大妻多摩中学高等学校

【校長室より】センス・オブ・ワンダー

自然の驚異に対する感性 センス・オブ・ワンダー

レイチェルカーソン①

幼いころから自然に親しむとともに読書が大好きで、将来作家になろうと思っていたレイチェル・カーソンは、高校を卒業するとピッツバーグにあるペンシルヴァニア女子大学に入学します。1925年当時、高校を卒業するということはおおかたの女性にとって結婚か仕事かの選択を迫られていた時代です。彼女は大学で文学を専攻し、校内新聞などに寄稿してその腕を磨いていましたが、生物学の先生の影響から、専攻を生物学に変更する決心をします。女子学生は文学部、生物学は男子学生が専攻する分野と思われていた時代でしたから、この専攻変更は大学の教授や学友の間でも話題になったといいます。しかし彼女は科学の研究に夢中になり、大学卒業後は奨学金を得てジョンズ・ホプキンズ大学大学院で海洋研究をするようになります。

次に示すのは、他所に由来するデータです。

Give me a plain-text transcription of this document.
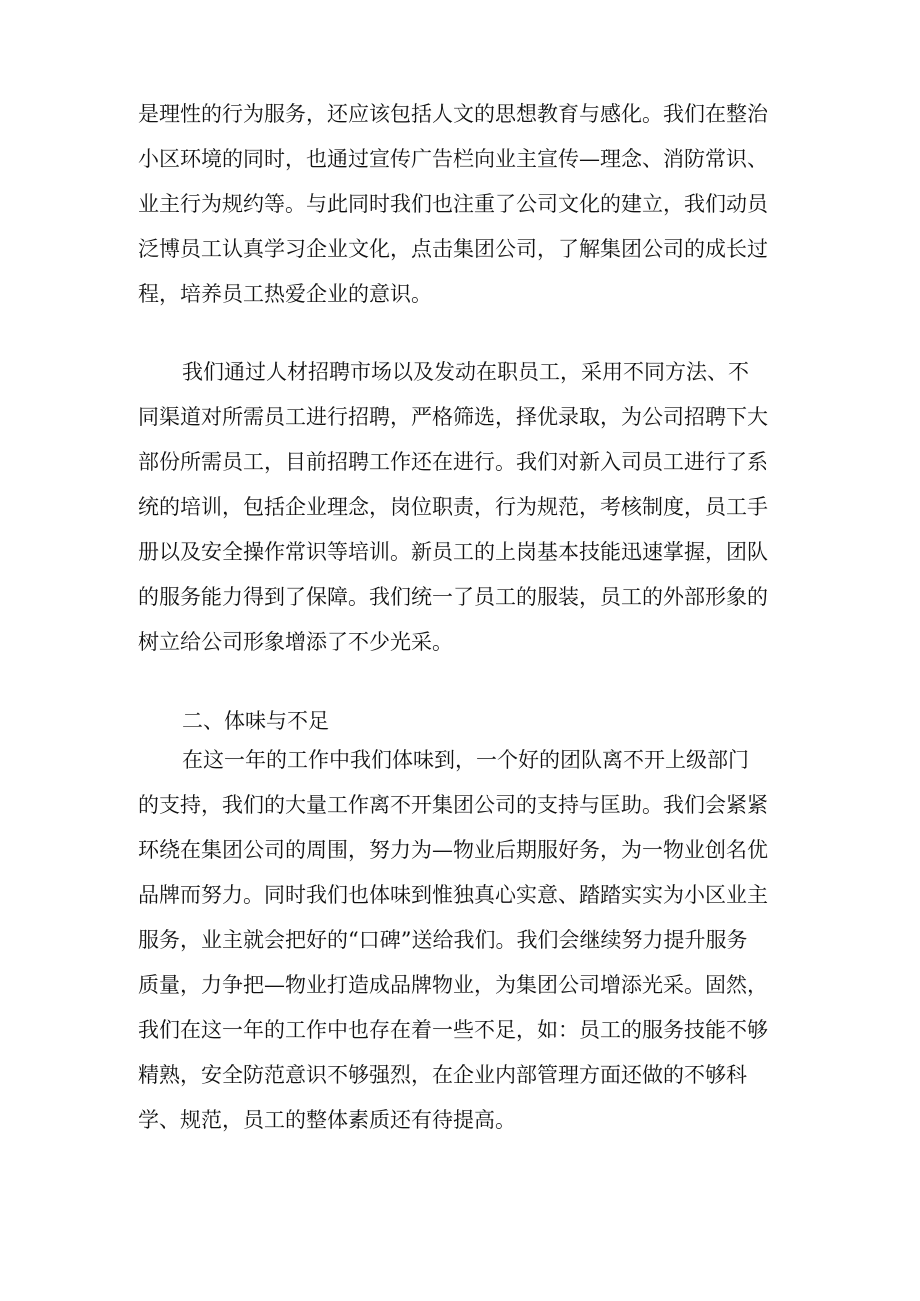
是理性的行为服务，还应该包括人文的思想教育与感化。我们在整治
小区环境的同时，也通过宣传广告栏向业主宣传—理念、消防常识、
业主行为规约等。与此同时我们也注重了公司文化的建立，我们动员
泛博员工认真学习企业文化，点击集团公司，了解集团公司的成长过
程，培养员工热爱企业的意识。
我们通过人材招聘市场以及发动在职员工，采用不同方法、不
同渠道对所需员工进行招聘，严格筛选，择优录取，为公司招聘下大
部份所需员工，目前招聘工作还在进行。我们对新入司员工进行了系
统的培训，包括企业理念，岗位职责，行为规范，考核制度，员工手
册以及安全操作常识等培训。新员工的上岗基本技能迅速掌握，团队
的服务能力得到了保障。我们统一了员工的服装，员工的外部形象的
树立给公司形象增添了不少光采。
二、体味与不足
在这一年的工作中我们体味到，一个好的团队离不开上级部门
的支持，我们的大量工作离不开集团公司的支持与匡助。我们会紧紧
环绕在集团公司的周围，努力为—物业后期服好务，为一物业创名优
品牌而努力。同时我们也体味到惟独真心实意、踏踏实实为小区业主
服务，业主就会把好的“口碑”送给我们。我们会继续努力提升服务
质量，力争把—物业打造成品牌物业，为集团公司增添光采。固然，
我们在这一年的工作中也存在着一些不足，如：员工的服务技能不够
精熟，安全防范意识不够强烈，在企业内部管理方面还做的不够科
学、规范，员工的整体素质还有待提高。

もちまえの文才と海洋生物学者としての専門的視点から、カーソンは『潮風の下で』(Under the Sea Wind, 1941)、『われらをめぐる海』(The Sea Around Us, 1951)、『海辺』(The Edge of the Sea, 1955)などを次々と出版し、いずれもベストセラーになりました。1962年、DDTなどの合成殺虫剤の環境破壊について著した『沈黙の春』が出版されたとき、カーソンの体は癌に侵され、自らの命が残り少ないことを悟っていました。彼女は生涯最後の仕事として、姉の娘の遺児ロジャーのために自然の驚異について本を書き残そうと決心します。それが『センス・オブ・ワンダー』(The Sense of Wonder, 1965)です。

ある秋の嵐の夜、わたしは生後20か月の甥のロジャーを毛布にくるみ、雨の降る暗い海辺に下りて行きました」(One stormy autumn night when my nephew Roger was about twenty months old, I wrapped him in a blanket and carried him down to the beach in the rainy darkness.)(実際には姪の息子ですが、本文では甥と書かれています)という文から始まる『ワンダー』は、成長するロジャーを伴う海辺の自然観察の記録でもあるのです。夜も昼も、嵐の日も晴れの日も、カーソンは幼いロジャーとともに海辺の散策を楽しみます。カーソンが教えたわけでもないのにロジャーは動植物の名前を覚えていきます。

カーソンが伝えたかったことは自然の素晴らしさと自然観察の楽しさ、そしてなにより、大人になると失われる自然の不思議に対する直観力(センス・オブ・ワンダー)についてでした。

こどもの世界は新鮮で常に新しくて美しく、驚きと興奮で満ちあふれています。私たちの大部分は大人になる前に、明晰な洞察力、美しいものや畏怖の念に対する直観力が、鈍感になるか失われてしまうのは残念なことです」(A child’s world is fresh and new and beautiful, full of wonder and excitement. It is our misfortune that for most of us that clear-eyed vision, that true instinct for what is beautiful and awe-inspiring,is dimmed and even lost before we reach adulthood.)

カーソンの死の翌年の1965年、ロジャーに向けて書かれたこの本は、友人たちの手によって写真入りの美しい本として出版されました。A4版の初版本は今私の手元にはありませんが、現在入手可能な小型のペーパーバックは、こどもだけが気づく自然の美しさ、不思議さがやさしい文章で書かれていますので、みなさんもぜひ一度手に取ってみてください。